Depuis l’annonce du report du départ hier, les 138 skippers de La Route du Rhum - Destination Guadeloupe ont dû revoir leur organisation, se remobiliser pour se préparer à partir dans un autre contexte météo, rester concentrés, tout en profitant de ces quelques jours supplémentaires. Sur le Village de la course qui ferme ses portes ce soir à 17h, le public peut lui-aussi admirer un peu plus les bateaux, tandis que les Ultim 32/23 sont toujours au mouillage devant Dinard.

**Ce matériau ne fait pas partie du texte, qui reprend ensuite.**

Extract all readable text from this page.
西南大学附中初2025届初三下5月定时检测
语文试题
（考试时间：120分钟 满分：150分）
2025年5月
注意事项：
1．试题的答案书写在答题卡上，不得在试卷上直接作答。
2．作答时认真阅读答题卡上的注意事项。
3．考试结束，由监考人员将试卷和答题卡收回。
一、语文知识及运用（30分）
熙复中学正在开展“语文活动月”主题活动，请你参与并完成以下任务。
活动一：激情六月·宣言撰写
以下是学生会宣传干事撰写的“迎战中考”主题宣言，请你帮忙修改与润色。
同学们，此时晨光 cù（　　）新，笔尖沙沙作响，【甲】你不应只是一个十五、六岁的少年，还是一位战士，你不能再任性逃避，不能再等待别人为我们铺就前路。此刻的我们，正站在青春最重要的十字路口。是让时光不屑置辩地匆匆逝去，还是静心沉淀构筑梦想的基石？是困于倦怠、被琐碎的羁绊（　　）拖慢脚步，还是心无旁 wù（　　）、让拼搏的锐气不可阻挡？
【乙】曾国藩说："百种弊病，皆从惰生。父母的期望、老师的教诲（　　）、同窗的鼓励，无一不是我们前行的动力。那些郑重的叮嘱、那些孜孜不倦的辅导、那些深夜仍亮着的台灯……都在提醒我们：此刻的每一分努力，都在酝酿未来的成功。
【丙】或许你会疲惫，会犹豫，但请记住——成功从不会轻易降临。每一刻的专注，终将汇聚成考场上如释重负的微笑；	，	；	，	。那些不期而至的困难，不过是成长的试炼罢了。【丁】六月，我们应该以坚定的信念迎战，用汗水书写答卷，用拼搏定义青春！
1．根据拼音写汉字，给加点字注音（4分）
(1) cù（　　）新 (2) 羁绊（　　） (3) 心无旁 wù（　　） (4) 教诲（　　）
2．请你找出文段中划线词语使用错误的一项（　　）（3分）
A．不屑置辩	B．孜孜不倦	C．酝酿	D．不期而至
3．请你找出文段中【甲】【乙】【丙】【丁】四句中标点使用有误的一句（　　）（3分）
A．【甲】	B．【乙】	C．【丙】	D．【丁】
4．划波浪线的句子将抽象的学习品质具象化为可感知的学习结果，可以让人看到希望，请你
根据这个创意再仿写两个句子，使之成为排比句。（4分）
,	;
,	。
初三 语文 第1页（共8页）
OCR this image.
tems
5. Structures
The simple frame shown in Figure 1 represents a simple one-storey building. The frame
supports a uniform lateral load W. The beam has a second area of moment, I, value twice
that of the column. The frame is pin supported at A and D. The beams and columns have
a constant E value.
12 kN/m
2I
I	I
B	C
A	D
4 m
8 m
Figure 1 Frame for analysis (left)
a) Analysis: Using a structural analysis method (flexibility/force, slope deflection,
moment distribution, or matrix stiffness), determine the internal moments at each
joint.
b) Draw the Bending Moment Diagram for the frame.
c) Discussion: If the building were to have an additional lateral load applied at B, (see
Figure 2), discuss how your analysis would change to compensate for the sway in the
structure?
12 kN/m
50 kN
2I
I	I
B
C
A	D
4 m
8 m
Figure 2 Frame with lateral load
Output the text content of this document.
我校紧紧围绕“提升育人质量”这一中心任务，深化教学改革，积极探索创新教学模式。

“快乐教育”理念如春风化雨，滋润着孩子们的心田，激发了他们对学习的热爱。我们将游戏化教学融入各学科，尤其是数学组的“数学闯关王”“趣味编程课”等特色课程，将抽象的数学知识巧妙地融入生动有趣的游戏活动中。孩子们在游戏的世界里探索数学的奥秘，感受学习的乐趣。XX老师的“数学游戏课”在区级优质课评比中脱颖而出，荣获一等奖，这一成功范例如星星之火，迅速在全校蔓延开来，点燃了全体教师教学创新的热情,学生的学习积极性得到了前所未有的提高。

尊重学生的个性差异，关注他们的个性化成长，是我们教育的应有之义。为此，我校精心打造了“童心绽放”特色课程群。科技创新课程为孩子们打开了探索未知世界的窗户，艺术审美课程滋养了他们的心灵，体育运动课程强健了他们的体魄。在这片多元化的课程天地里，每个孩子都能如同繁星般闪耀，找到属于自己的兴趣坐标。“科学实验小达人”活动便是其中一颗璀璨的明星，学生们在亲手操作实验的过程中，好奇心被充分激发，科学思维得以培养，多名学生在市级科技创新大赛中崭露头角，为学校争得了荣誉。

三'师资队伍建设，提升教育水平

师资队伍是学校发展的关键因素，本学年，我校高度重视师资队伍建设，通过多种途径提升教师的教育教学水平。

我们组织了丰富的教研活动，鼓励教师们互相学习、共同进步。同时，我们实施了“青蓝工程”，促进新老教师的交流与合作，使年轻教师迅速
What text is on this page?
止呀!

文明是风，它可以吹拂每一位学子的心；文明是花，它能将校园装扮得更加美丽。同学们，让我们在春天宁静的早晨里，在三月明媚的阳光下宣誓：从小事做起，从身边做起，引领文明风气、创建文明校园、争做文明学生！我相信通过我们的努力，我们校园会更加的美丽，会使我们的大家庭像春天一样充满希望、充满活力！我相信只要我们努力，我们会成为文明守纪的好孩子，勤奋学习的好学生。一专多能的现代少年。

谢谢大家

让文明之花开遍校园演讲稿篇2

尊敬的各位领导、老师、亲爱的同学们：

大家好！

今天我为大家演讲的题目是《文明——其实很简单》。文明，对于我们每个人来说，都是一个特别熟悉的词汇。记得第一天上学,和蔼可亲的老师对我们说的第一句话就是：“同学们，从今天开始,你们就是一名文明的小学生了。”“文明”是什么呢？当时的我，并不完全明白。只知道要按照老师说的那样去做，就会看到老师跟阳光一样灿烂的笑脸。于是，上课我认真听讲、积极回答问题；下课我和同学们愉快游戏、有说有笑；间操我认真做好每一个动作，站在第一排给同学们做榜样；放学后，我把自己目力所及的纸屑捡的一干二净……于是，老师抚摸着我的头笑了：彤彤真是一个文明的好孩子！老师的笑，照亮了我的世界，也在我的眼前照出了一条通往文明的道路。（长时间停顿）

« Les marins sont habitués à s’adapter aux imprévus » soulignait ce matin Yannick Bestaven (Maître CoQ V). Et l’imprévu d’un départ reporté fait partie des aléas de la course au large. Comme le dit François Gabart : « Être capable de s’adapter et de se réorganiser, cela fait partie du jeu ». A Saint-Malo, les équipes se sont réorganisées entre la logistique des hébergements, les transferts vers la Guadeloupe, l’accueil des partenaires. Quelques marins sont rentrés chez eux pour profiter de derniers moments en famille. « Charles (Caudrelier) fait un aller-retour chez lui mais il ne faut pas perdre le fil de la course et nous continuons à faire tourner les routages pour nous concentrer sur le nouveau départ. Sur le plan logistique, il a fallu prolonger les hôtels et appartements à Saint-Malo, décaler les réservations en Guadeloupe. C’est du travail mais rien d’insurmontable. » explique Cyril Dardashti, directeur du team Gitana. Pour d’autres nombreux skippers qui avaient prévu de franchir la ligne mais de retourner à Saint-Malo pour attendre que le coup de vent passe, la réorganisation avait déjà été établie, comme l’explique Fabrice Payen (Ille-et-Vilaine Cap vers l’inclusion) dans la catégorie Rhum Multi : « Je m’étais préparé pour ça. Le scénario de dimanche était catastrophique pour tout le monde. On avait décidé de revenir à Saint-Malo après le départ et de repartir mercredi sachant que les conditions seraient plus maniables. »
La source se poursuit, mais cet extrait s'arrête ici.